An ingredient in some sunscreens, designed to block the sun’s cancer-causing ultraviolet light, can break down into a substance also linked to cancer, according to a newspaper report.
The finding has prompted more testing to determine whether there is any cancer risk to people who use the products, say scientists.
Ingredients in sunscreen that cause skin cancer
In tests by the US Food and Drug Administration, 14 of 17 sunscreens containing the sun-blocking agent Padimate O were found to also contain a newly discovered nitrosamine.
Nitrosamines are a class of compounds notorious for their cancer-causing ability. Roughly 90 percent of the 300 nitrosamines tested so far have been shown to cause cancer in animals.
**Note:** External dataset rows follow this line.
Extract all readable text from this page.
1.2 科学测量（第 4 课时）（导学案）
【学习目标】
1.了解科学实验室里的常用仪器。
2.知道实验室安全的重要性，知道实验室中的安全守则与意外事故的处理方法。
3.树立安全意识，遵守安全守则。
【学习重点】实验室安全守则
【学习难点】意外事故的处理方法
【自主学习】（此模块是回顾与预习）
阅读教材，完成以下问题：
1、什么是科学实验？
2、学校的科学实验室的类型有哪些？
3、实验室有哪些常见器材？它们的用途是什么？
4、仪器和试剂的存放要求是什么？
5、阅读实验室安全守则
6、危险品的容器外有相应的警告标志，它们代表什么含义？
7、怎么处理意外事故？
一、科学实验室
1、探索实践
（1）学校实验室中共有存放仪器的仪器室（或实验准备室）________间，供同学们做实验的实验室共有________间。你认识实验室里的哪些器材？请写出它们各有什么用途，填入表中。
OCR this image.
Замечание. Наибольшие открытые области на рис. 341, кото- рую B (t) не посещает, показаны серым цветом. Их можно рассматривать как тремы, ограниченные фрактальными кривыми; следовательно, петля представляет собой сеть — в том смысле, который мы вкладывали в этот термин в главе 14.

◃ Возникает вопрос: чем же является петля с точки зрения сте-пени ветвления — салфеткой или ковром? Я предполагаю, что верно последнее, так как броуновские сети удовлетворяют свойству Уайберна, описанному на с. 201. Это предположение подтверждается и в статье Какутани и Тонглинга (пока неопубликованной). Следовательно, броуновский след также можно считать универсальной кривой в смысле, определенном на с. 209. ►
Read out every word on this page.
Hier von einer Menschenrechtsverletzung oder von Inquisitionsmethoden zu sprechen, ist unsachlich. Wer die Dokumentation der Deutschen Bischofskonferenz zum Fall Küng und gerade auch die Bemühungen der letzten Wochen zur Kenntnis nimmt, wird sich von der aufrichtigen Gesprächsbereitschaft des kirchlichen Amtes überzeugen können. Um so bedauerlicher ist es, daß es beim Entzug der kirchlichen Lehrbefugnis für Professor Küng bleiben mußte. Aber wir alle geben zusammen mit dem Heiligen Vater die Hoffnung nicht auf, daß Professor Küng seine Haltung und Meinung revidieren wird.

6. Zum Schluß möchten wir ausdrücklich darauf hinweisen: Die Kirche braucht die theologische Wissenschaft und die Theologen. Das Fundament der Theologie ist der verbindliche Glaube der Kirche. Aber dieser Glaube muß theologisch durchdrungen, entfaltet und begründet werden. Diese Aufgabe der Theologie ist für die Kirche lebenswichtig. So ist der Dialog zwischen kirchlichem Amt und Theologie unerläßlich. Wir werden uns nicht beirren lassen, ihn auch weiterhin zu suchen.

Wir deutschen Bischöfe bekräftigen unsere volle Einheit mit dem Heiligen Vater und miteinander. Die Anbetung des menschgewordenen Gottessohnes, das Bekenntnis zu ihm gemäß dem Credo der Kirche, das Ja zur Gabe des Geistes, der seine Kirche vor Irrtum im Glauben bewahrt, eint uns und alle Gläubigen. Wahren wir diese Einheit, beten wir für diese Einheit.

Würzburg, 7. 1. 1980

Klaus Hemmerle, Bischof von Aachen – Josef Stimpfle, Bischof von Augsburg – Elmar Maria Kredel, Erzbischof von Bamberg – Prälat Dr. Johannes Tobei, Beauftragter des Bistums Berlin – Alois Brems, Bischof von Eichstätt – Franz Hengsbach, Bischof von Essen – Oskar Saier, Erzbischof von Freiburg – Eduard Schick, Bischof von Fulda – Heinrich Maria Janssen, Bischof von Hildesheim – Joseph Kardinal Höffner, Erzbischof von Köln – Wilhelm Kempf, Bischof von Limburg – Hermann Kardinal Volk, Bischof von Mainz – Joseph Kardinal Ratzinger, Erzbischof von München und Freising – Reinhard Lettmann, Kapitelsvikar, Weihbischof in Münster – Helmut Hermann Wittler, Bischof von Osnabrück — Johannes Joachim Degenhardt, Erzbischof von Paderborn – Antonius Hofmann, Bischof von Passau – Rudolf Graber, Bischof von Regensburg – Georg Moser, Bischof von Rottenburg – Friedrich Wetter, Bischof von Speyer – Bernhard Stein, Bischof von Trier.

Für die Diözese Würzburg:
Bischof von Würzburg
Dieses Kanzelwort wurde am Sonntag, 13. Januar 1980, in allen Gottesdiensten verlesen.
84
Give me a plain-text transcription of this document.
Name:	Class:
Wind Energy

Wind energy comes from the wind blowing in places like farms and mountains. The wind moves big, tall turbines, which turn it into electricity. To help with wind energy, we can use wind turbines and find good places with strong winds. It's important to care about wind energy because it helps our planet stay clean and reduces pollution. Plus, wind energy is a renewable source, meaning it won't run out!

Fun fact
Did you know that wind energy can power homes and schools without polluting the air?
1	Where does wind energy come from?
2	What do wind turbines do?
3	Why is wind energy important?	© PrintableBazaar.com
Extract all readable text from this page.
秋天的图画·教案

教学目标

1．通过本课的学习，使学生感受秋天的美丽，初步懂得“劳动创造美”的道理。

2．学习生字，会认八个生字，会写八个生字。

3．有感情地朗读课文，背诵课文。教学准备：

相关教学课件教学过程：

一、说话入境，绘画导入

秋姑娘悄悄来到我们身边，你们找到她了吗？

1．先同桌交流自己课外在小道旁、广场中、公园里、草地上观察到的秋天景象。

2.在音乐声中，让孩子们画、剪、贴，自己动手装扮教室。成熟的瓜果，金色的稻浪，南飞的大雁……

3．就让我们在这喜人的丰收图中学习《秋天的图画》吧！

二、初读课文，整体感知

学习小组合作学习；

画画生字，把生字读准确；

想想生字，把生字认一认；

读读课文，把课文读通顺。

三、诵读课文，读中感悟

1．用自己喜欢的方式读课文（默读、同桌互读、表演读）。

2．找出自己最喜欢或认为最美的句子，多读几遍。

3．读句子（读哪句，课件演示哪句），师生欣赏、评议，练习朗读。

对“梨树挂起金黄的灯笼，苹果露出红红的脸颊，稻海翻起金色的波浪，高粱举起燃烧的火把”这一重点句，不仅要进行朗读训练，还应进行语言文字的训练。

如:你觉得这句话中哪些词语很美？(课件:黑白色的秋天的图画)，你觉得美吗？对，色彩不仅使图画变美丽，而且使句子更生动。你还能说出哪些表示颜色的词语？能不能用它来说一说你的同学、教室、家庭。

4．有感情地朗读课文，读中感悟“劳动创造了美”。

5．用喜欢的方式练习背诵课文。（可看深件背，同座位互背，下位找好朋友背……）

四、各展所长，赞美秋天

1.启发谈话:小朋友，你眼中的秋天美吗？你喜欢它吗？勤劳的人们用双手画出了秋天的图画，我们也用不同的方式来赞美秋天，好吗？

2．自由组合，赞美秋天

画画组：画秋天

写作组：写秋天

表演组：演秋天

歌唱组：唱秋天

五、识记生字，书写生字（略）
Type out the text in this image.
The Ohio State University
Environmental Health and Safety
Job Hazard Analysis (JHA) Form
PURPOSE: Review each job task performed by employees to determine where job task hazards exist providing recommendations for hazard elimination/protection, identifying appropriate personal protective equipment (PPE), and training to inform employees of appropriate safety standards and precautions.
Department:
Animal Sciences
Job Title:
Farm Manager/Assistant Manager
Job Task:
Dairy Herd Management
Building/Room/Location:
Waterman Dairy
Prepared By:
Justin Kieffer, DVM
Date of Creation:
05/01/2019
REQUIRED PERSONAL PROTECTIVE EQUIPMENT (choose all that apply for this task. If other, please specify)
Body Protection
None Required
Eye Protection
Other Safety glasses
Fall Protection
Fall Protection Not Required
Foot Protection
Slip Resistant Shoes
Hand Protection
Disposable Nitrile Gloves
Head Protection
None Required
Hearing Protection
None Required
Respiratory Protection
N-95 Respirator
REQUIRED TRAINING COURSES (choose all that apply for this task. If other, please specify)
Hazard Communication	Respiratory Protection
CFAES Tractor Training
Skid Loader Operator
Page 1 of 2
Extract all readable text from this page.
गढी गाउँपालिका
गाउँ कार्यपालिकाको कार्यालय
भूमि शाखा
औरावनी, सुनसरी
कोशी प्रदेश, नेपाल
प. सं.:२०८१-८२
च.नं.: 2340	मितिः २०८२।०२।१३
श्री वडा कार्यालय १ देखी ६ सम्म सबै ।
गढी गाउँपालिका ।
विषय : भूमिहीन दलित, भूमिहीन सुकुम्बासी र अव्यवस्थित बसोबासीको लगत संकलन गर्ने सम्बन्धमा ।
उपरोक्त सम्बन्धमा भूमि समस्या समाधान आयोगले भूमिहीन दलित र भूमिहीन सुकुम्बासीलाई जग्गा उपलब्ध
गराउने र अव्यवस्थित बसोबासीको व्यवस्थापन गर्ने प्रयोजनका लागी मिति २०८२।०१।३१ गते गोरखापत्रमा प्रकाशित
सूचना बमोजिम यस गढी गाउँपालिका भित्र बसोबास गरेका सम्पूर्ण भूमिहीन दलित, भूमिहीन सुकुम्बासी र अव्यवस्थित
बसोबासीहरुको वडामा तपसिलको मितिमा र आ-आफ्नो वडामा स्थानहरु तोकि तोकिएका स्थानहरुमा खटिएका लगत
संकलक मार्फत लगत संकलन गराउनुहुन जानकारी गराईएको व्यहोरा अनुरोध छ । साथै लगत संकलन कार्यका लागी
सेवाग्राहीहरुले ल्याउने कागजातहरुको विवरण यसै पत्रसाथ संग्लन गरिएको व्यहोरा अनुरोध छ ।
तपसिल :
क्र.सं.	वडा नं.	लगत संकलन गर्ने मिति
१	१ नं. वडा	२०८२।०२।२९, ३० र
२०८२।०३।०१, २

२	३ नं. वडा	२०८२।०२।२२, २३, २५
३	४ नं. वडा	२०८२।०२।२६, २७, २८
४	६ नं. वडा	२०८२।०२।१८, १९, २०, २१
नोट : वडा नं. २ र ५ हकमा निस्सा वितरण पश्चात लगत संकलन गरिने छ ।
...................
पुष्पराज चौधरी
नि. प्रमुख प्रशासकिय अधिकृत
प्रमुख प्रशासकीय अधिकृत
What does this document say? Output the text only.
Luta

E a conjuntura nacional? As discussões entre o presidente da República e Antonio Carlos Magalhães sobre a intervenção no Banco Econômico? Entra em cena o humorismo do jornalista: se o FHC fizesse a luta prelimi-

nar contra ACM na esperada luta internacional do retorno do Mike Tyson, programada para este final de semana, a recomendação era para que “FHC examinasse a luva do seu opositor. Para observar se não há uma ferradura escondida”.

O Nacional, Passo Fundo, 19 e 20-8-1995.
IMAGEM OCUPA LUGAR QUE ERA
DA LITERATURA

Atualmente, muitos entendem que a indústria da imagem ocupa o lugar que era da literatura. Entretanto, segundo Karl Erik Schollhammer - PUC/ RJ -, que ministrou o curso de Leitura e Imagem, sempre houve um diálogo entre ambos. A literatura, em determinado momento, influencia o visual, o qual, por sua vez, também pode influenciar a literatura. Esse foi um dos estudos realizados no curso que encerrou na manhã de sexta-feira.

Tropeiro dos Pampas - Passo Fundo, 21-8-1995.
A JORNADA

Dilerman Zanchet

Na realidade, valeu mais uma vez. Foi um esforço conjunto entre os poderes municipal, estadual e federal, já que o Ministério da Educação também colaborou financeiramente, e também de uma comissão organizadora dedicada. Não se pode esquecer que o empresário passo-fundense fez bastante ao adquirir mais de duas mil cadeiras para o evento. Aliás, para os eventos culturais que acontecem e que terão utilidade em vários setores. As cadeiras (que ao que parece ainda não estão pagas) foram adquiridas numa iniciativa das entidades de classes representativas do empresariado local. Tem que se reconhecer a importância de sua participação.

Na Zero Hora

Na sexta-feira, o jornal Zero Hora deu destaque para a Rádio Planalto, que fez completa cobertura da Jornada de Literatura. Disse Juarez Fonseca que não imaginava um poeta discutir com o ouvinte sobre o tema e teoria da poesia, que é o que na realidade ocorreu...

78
Scientists said testing so far had not established whether the newly discovered nitrosamine was a strong enough carcinogen, or cancer causer, to present any substantial risk to sunscreen users. Padimate O is found in some, but not all sunscreen products.
Nitrosamines were a large class of chemicals found widely in nature and humans were often exposed through eating vegetables and other foods,
Nitrosamines first gained widespread notice in the 1970s. They were found in tobacco smoke and snuff, vegetables and processed meats, alcoholic drinks, cosmetics, pesticides, baby-bottle nipples, tyre-manufacturing plants and even new cars.